Well, maybe a little.
But hell, you would be too if you lost your heart one day, woke up with only faint memories of your life and felt as empty as a drained glass of vodka. No feelings, no heart, nothing at all. Nothing in the true sense and feel and of being nothing.
Nobody. Nothing. The non-existant ones.
Not that it's stopping me from having my fun. I still get a kick out of walking around on thin air itself and scaring the daylights out of my fellow cohorts. Especially Saix. How I love to make that suck up cringe. Almost makes me feel like I have a heart to really laugh with. And even if I can't feel it, I still remember the satisfaction I get from taunting the little ones. Making them all squirm. Those losers think they can take me for granted, they are so wrong. Because I'm the true second-in-command. I was one of Ansem the Wise's appretices. And I was there when the six of us became Nonexistant. Too bad Xemnas doesn't remember shit about that. And since I am no suck-up, that ranks me down with the likes of the little ones. The "young" ones.
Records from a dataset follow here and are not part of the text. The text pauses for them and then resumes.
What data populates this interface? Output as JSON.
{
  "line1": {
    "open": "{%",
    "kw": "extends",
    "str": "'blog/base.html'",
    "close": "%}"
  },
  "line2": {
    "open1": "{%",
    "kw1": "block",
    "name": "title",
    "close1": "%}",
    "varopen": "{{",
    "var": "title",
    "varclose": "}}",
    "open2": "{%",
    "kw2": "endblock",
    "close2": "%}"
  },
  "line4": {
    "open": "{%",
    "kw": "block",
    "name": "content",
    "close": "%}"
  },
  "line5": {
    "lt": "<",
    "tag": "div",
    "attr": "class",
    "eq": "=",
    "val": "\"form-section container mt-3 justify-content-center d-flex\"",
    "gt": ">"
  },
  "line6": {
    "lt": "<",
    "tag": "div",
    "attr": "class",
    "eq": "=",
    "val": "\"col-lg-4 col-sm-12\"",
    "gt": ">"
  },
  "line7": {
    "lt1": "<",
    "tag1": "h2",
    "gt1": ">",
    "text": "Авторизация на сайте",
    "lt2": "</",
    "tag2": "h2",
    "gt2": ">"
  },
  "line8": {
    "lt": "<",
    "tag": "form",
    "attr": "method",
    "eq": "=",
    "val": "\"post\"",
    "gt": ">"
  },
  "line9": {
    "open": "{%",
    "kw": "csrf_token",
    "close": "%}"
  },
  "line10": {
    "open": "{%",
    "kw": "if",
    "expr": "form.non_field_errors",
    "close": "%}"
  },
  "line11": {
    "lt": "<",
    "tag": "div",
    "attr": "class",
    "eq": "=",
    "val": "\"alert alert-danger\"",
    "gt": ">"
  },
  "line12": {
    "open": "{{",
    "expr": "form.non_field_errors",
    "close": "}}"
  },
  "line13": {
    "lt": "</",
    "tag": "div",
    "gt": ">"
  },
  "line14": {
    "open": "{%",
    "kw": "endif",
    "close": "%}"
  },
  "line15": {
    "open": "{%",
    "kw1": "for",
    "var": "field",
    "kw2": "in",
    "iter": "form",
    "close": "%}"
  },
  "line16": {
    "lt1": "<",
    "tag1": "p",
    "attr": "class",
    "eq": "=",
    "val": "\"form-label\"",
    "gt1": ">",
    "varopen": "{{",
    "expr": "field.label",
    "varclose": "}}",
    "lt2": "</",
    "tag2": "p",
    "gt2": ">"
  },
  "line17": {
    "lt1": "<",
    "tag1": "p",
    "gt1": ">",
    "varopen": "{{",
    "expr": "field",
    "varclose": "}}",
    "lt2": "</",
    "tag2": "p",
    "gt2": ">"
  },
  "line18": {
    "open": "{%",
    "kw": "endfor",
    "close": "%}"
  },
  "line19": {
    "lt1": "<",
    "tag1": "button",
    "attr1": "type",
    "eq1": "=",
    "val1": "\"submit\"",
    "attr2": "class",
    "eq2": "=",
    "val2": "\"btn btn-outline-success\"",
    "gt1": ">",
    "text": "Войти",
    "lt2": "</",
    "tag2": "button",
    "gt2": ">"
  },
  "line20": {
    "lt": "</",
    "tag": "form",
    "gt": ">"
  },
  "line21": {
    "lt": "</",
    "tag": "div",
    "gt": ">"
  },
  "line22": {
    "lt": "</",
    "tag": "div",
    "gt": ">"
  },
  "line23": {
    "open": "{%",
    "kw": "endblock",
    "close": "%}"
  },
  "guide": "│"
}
Oh sure, I'm liked enough. I've been a good boy, I've done my fair share of bullshit missions to gain the "Superior's" respect. But oh how the tides have turned on me. Now I'm more like third in command, what with Saix and everything.
Man, I'm sad that the little Keyblade brat hasn't finished him off yet. That's a day I look forward to laughing at. And I'm sure that the position of second-in-command still tastes and sweet and satisfying as it did in the old days. Well, as satisfying as something can be when you don't actually have a heart to feel with. Xemnas, Xaldin, Vexen, Lexaeus, Zexion, and me. The original six. Because Xemnas really cares about who was actually there for all the shit. As if. Too bad none of the others want to admit that. They're too busy with their missions, their brown-nosing, their mindless following to care when I rant about it. Man, if only they'd realize that we're pretty much being cheated out of a golden opportunity.
Whatever. Three of us originals are gone anyways. Maybe it just proves we are the weakest ones, destined to fall back in order until we finally reach rock bottom. Or die ourselves. Whatever comes first I guess. But hey, that could be stopped. At least in my mind.
That Sora kid gets in the way a hell of a lot. Finishing off the originals, I'll have to get him back for that. The keyblade brat just further proves that Saix, the winner of the brown-nosing competition, maybe is better suited for the second-in-command job slot than the rest of us. Whatever. More power to him and all the times that he's screwed the Superior. Hell yes I want Kingdom Hearts. Hell yes I want my heart back. And hell yes, do I want Xemnas to remember who stuck by him before he discarded the name "Xehanort" and led us all into the spiral of Nonexistance. And poor little Saix will weep when that day comes, finally realizing that his days at the top are over. He's over and done. And then who'll be the second-in-freaking-command? I will.
For me, it's not just about getting my heart back. It's about getting my respect back.